Logo for Today - 27/12/2008

Presented by James Naughtie and Evan Davis. A nurse who has been missing for more than a week has been found alive in the boot of her own car. Colin Blane reports. Dominic Nutt, of Save the Children's Emergency Response team in Zimbabwe, discusses if he thinks the humanitarian crisis in the country is purely man made. Wendy Urquhart visits a London branch of Woolworths as it opens for its last day of trading. Barbara Plett meets some of the people who were there on the day Pakistan's former Prime Minister Benazir Bhutto was assassinated. Hugh Pym looks at the economic crisis through the eyes of newspaper cartoonists. Mark Dummett explains what the first parliamentary elections in seven years means to the people of Bangladesh. Richard Galpin reports on the inclusion of former Soviet dictator Joseph Stalin in a poll to find the greatest Russian ever to have lived? Thought for the day with the novelist and columnist Anne Atkins. British Ambassador to Afghanistan Sir Sherard Cowper-Coles says everything is being done to make sure elections in Afghanistan take place. Stephen Robertson, director general of the British Retail Consortium, and David Smith, chairman of the Shadow Monetary Policy Committee, discuss the prospects for retailers in 2009. Etiquette expert Jean Broke-Smith discusses a study in the US which claims that writing thank you letters has psychological benefits.
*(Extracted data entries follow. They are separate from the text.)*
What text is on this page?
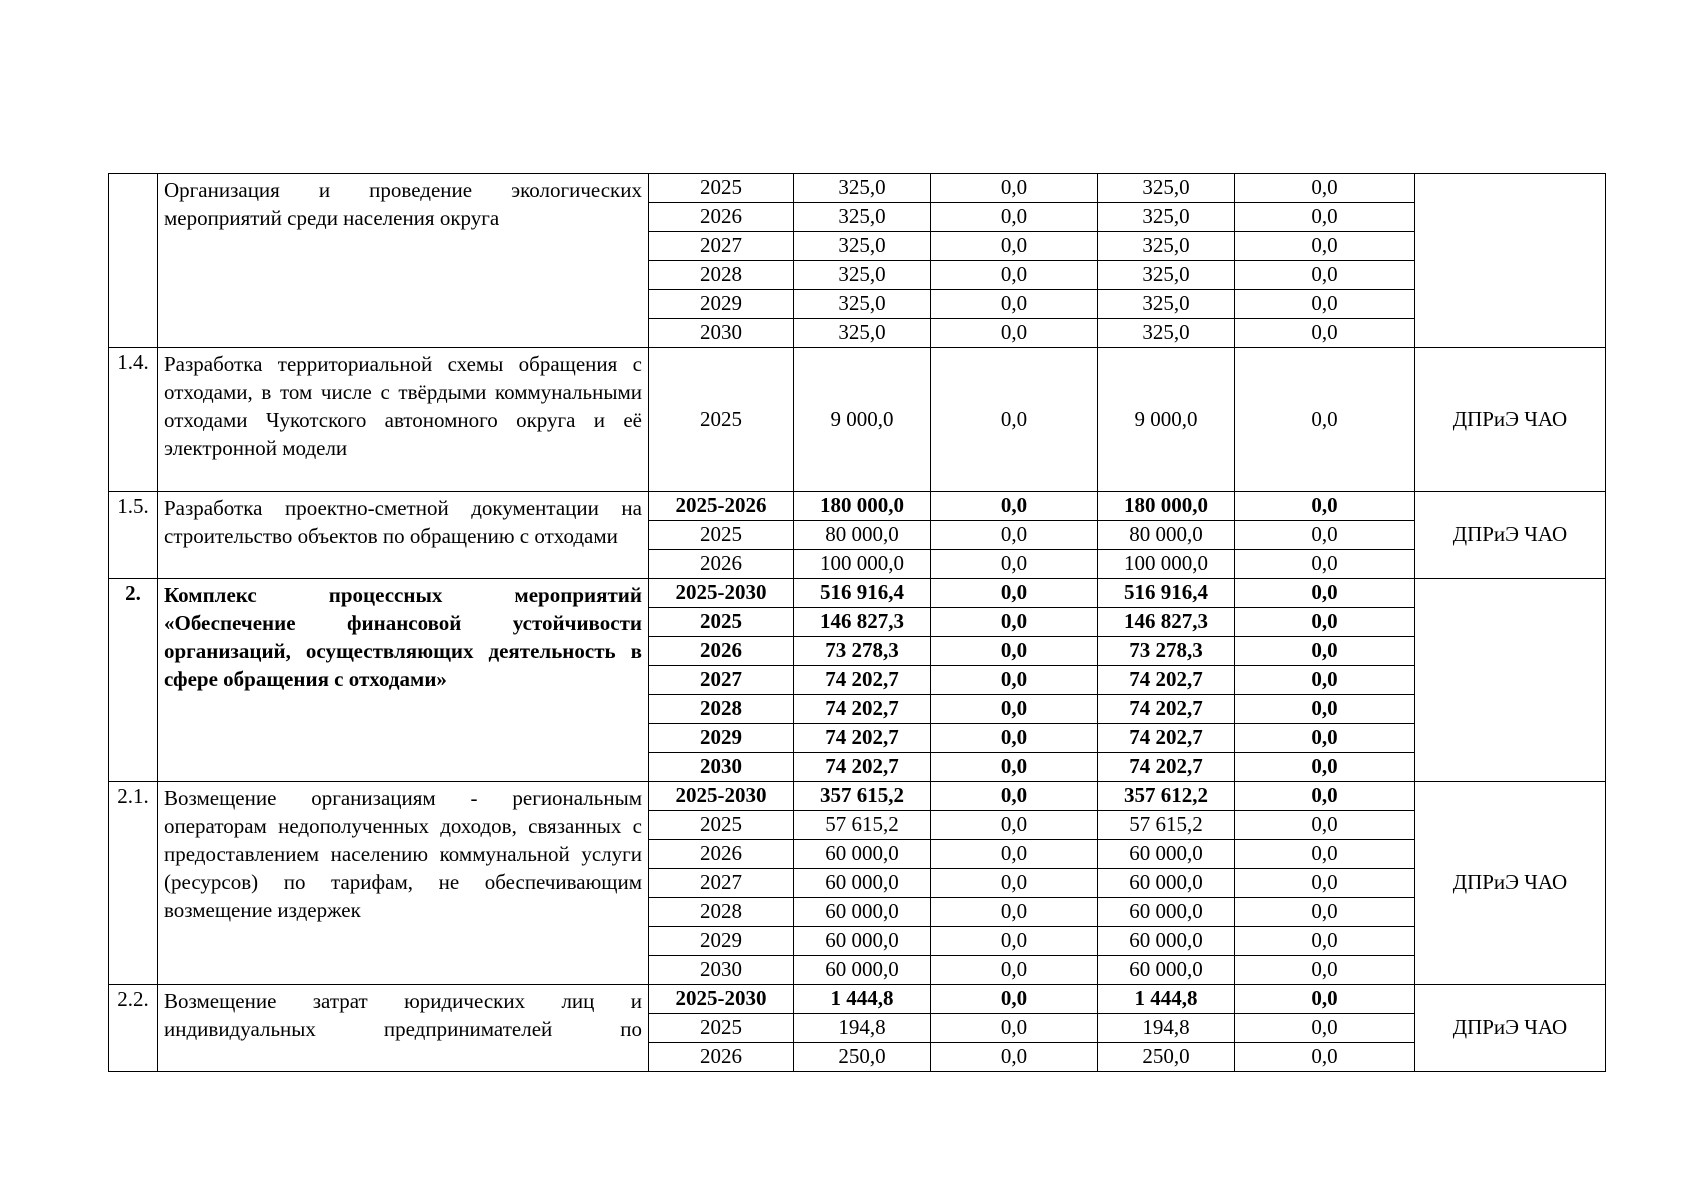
	Организация и проведение экологических мероприятий среди населения округа	2025	325,0	0,0	325,0	0,0	
		2026	325,0	0,0	325,0	0,0	
		2027	325,0	0,0	325,0	0,0	
		2028	325,0	0,0	325,0	0,0	
		2029	325,0	0,0	325,0	0,0	
		2030	325,0	0,0	325,0	0,0	
1.4.	Разработка территориальной схемы обращения с отходами, в том числе с твёрдыми коммунальными отходами Чукотского автономного округа и её электронной модели	2025	9 000,0	0,0	9 000,0	0,0	ДПРиЭ ЧАО
1.5.	Разработка проектно-сметной документации на строительство объектов по обращению с отходами	2025-2026	180 000,0	0,0	180 000,0	0,0	ДПРиЭ ЧАО
		2025	80 000,0	0,0	80 000,0	0,0	
		2026	100 000,0	0,0	100 000,0	0,0	
2.	Комплекс процессных мероприятий «Обеспечение финансовой устойчивости организаций, осуществляющих деятельность в сфере обращения с отходами»	2025-2030	516 916,4	0,0	516 916,4	0,0	
		2025	146 827,3	0,0	146 827,3	0,0	
		2026	73 278,3	0,0	73 278,3	0,0	
		2027	74 202,7	0,0	74 202,7	0,0	
		2028	74 202,7	0,0	74 202,7	0,0	
		2029	74 202,7	0,0	74 202,7	0,0	
		2030	74 202,7	0,0	74 202,7	0,0	
2.1.	Возмещение организациям - региональным операторам недополученных доходов, связанных с предоставлением населению коммунальной услуги (ресурсов) по тарифам, не обеспечивающим возмещение издержек	2025-2030	357 615,2	0,0	357 612,2	0,0	ДПРиЭ ЧАО
		2025	57 615,2	0,0	57 615,2	0,0	
		2026	60 000,0	0,0	60 000,0	0,0	
		2027	60 000,0	0,0	60 000,0	0,0	
		2028	60 000,0	0,0	60 000,0	0,0	
		2029	60 000,0	0,0	60 000,0	0,0	
		2030	60 000,0	0,0	60 000,0	0,0	
2.2.	Возмещение затрат юридических лиц и индивидуальных предпринимателей по	2025-2030	1 444,8	0,0	1 444,8	0,0	ДПРиЭ ЧАО
		2025	194,8	0,0	194,8	0,0	
		2026	250,0	0,0	250,0	0,0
Ed Stourton is to leave Today late next year when Justin Webb joins the programme. He thanks listeners for all their kind support and hopes that he can get back to reporting the news, rather than being on it. Father Reginald Foster, who has translated texts into Latin for various Popes, looks back on his most unusual career at the Vatican. Former editor of the Sunday Times Sir Harold Evans, Patience Wheatcroft, former editor of the Sunday Telegraph, and historian David Kynaston, discuss the big political and financial stories of the year. Matthew Oates, a nature conservation adviser at the National Trust says disaster is never far away for British wildlife. Actor Michael Gambon pays tribute to playwright Harold Pinter. Paul Wood says newspapers are reporting that Israel is planning a military assault in Gaza. Georg Holm, of the band Sigur Ros - one of Iceland's most successful exports, reflects on the turbulent economic times the country has gone through.